DEAnsect – an elastic insect robot that can withstand a swatter

Research in the field of robotics is very important and useful, especially the development of miniature robots that together are able to perform fairly complex tasks, working in places of natural disasters, technological disasters, etc. To do this, such robots must be very reliable, and researchers from the Swiss Federal Polytechnic University of Lausanne (Swiss Ecole Polytechnique Federale de Lausanne, EPFL) seem to have managed to realize all this to the fullest. The elastic insect robot they created is able to recover from impacts and continue to fulfill the task assigned to it.

The weight of the new insect robot does not exceed one gram, it is moved using polymer artificial muscles (dielectric elastomer actuators, DEA), which formed the basis of its name – DEAnsect.

Robot DEAnsect

Each of the three limbs of the robot contains one artificial muscle, which is a polymer membrane sandwiched between two soft electrodes. When low voltage voltage is applied to these electrodes, the electrodes are attracted to each other, compressing the membrane located between them. When the voltage is removed, the electrodes cease to attract and the membrane returns to its original state.

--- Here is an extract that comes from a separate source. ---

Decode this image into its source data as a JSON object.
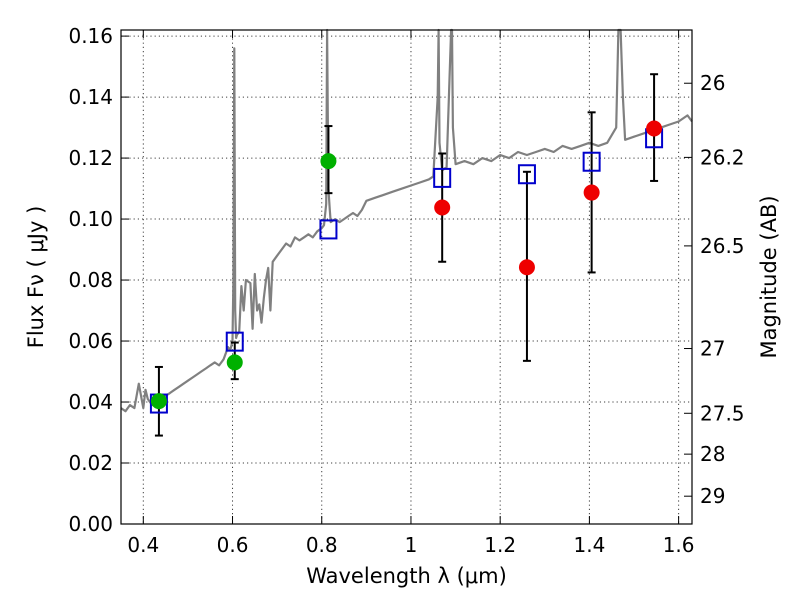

Such cycles of on-off voltage on the electrodes are produced with a frequency of about 400 times per second, causing the artificial muscle to vibrate. And the synchronized vibration of three limbs allows the DEAnsect to move at speeds up to 3 centimeters per second.
There are currently two versions of the DEAnsect robot. The first option does not have its own power source, it receives energy from an external source and commands from an external control system through the thinnest conductors. However, this option has the highest reliability, it is able to fully recover and continue to move even after a strong blow by a fly swatter.

The second version of the DEAnsect robot is equipped with its own battery and microcontroller. Using photodiode “eyes”, this robot is able to track certain images and marks, and move along them in a given direction.

Researchers are currently working on a system that will allow individual DEAnsect robots to communicate with each other and coordinate their actions and movements. In addition, another version of DEAnsect, which has an absolutely soft body, is being created, which will allow the new robot to survive even stronger external influences.